In my configuration, I have (just the relevant portion included here):

spring:
    cloud:
        stream:
            kafka:
                binder:
                    zkNodes: zkhost1:2181,zkhost2:2181
                    brokers: broker1:9993,broker2:9993
                    configuration:
                        security.protocol: SSL
                        ssl.enabled.protocols: TLSv1.1,TLSv1.2
                        ssl.endpoint.identification.algorithm: HTTPS

However, when ProducerConfig and ConsumerConfig spit out their configuration values, they both indicate:

security.protocol = PLAINTEXT
ssl.enabled.protocols = [TLSv1.2, TLSv1.1, TLSv1]
ssl.endpoint.identification.algorithm = null

Also, I get the following warning messages:

The configuration 'key.deserializer' was supplied but isn't a known config.
The configuration 'value.deserializer' was supplied but isn't a known config.
The configuration 'ssl' was supplied but isn't a known config.
The configuration 'security' was supplied but isn't a known config.

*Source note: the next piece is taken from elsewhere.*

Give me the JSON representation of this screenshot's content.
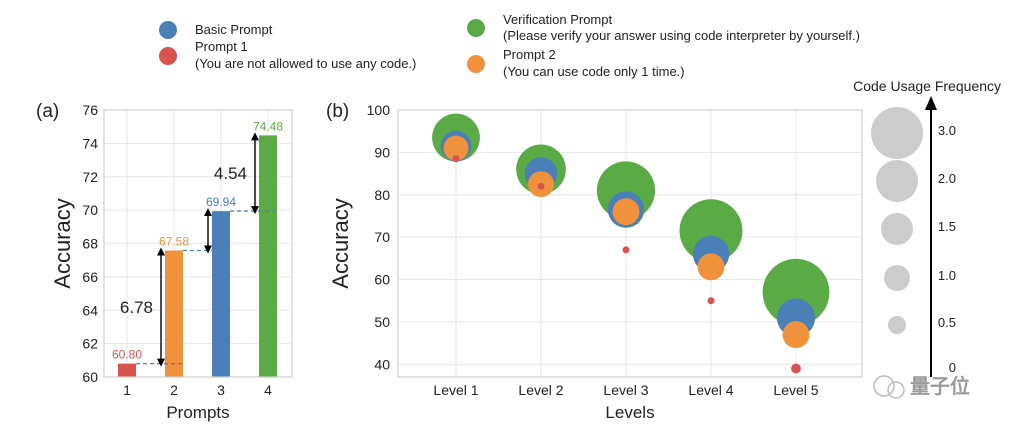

I am going to need to add configuration for the truststore, keystore, and their passwords and store types, and I would also like to know how to provide those without hard-coding them in the yaml configs. My preferred method is to populate these config properties with jvm properties.

Any idea what I'm doing wrong?

Here is an interesting update after trying various things. If I create a @Configuration class annotated with @EnableKafkaStreams, I can create a StreamsConfig with all of the various properties configured as specified, but this creates a new and separate producer and consumer. The spring cloud bus kafka producer and consumer are still not configured beyond the defaults.

1

1 Answers

0
votes

If I follow the advice at github and put the properties in application.properties in the jar, and not configure them via spring-cloud-config, it works. The same configuration properties configured via spring-cloud-config cause the configuration to crash since it does not seem to like the brackets in the property names. The errors that it reports do not directly complain about malformed property keys, though. When you only perform this configuration via spring-boot, it seems to work just fine. So, it seems that there is a discrepancy in configuration parsing between spring-boot and spring-cloud-config.